Something like this:
np.array([[2,3],[1,4]])
How would I go about doing this in a way that would scale well when given a much larger location array? Thanks so much and have a lovely day.
CodePudding user response:
what you want to do is count the unique values. Here is an example:
import numpy as np
locations = [1,2,4,4,3,2,2,4,1,4]
result = np.array(np.unique(locations, return_counts=True))
print(result)
The print out would be
array([[1, 2, 3, 4],
[2, 3, 1, 4]])
CodePudding user response:
I think there are two parts to your question:
- You want to count the incidence of each number that appears in your original array.
- You want to format the resultant array (which contains the incidence of each number) as a square matrix. It wasn't clear to me whether your more general case will always only consist of the numbers 1-4 (and always result in a 2x2 matrix) or if you want to consider more general cases with e.g., values 1-16 that results in a 4x4 matrix. I'm assuming the former for now.

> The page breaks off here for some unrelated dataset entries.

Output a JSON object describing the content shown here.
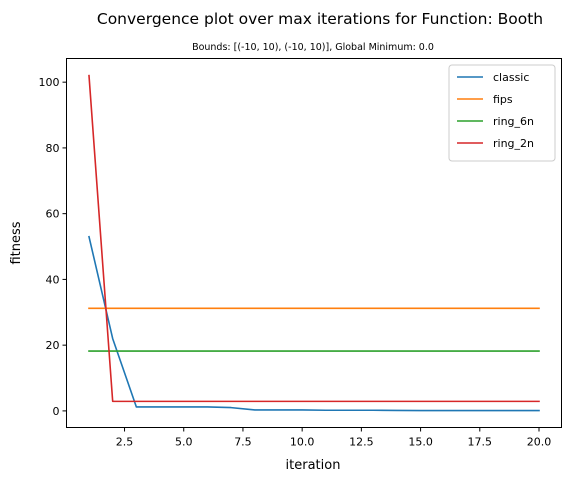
{
  "chart_data": {
    "type": "line",
    "title": "Convergence plot over max iterations for Function: Booth",
    "subtitle": "Bounds: [(-10, 10), (-10, 10)], Global Minimum: 0.0",
    "xlabel": "iteration",
    "ylabel": "fitness",
    "xlim": [
      0.05,
      20.95
    ],
    "ylim": [
      -5.05,
      107.2
    ],
    "grid": false,
    "legend_position": "top-right",
    "x": [
      1,
      2,
      3,
      4,
      5,
      6,
      7,
      8,
      9,
      10,
      11,
      12,
      13,
      14,
      15,
      16,
      17,
      18,
      19,
      20
    ],
    "x_ticks": [
      2.5,
      5.0,
      7.5,
      10.0,
      12.5,
      15.0,
      17.5,
      20.0
    ],
    "x_tick_labels": [
      "2.5",
      "5.0",
      "7.5",
      "10.0",
      "12.5",
      "15.0",
      "17.5",
      "20.0"
    ],
    "y_ticks": [
      0,
      20,
      40,
      60,
      80,
      100
    ],
    "y_tick_labels": [
      "0",
      "20",
      "40",
      "60",
      "80",
      "100"
    ],
    "series": [
      {
        "name": "classic",
        "color": "#1f77b4",
        "values": [
          53.0,
          22.0,
          1.2,
          1.2,
          1.2,
          1.2,
          1.0,
          0.3,
          0.3,
          0.3,
          0.2,
          0.2,
          0.2,
          0.15,
          0.1,
          0.1,
          0.1,
          0.1,
          0.1,
          0.1
        ]
      },
      {
        "name": "fips",
        "color": "#ff7f0e",
        "values": [
          31.2,
          31.2,
          31.2,
          31.2,
          31.2,
          31.2,
          31.2,
          31.2,
          31.2,
          31.2,
          31.2,
          31.2,
          31.2,
          31.2,
          31.2,
          31.2,
          31.2,
          31.2,
          31.2,
          31.2
        ]
      },
      {
        "name": "ring_6n",
        "color": "#2ca02c",
        "values": [
          18.2,
          18.2,
          18.2,
          18.2,
          18.2,
          18.2,
          18.2,
          18.2,
          18.2,
          18.2,
          18.2,
          18.2,
          18.2,
          18.2,
          18.2,
          18.2,
          18.2,
          18.2,
          18.2,
          18.2
        ]
      },
      {
        "name": "ring_2n",
        "color": "#d62728",
        "values": [
          102.0,
          2.9,
          2.9,
          2.9,
          2.9,
          2.9,
          2.9,
          2.9,
          2.9,
          2.9,
          2.9,
          2.9,
          2.9,
          2.9,
          2.9,
          2.9,
          2.9,
          2.9,
          2.9,
          2.9
        ]
      }
    ]
  }
}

Pieter's answer has a good way to count the incidences (step 1), but I've modified it to separate the unique values vs. the counts:
import numpy as np
locations = [1,2,4,4,3,2,2,4,1,4]
values,counts = np.array(np.unique(locations, return_counts=True))
Pieter's answer does not return a 2x2 array (step 2), but you can get that by reshaping the counts array here:
counts2x2=counts.reshape([2,2])
print(counts2x2)
the output of which will be:
[[2 3]
[1 4]]
There is one caveat here, in that this method will not work if your original array does not have the values 1-4 all represented in it! i.e., this method will not work if your original array only has 1, 2, & 4 in it--it will simply return a length 3 array of counts rather than a length 4 array with a zero in the 3 spot. If you have a very large input array, that is probably unlikely to be an issue, but if you want to be safer I would recommend using np.histogram which can count up the number of objects in different bins much more generally:
import numpy as np
locations = [1,2,4,4,3,2,2,4,1,4]
locations_no3 = [1,2,4,4,2,2,2,4,1,4]
hist,edges=np.histogram(locations,bins=np.arange(0.5,5))
hist_no3,edges_no3=np.histogram(locations_no3,bins=np.arange(0.5,5))
print("With 3:")
print(hist.reshape(2,2))
print("Without 3:")
print(hist_no3.reshape(2,2))
The output is shown below. Note that this solutions works whether or not all the numbers 1-4 are represented in the original array.
With 3:
[[2 3]
[1 4]]
Without 3:
[[2 4]
[0 4]]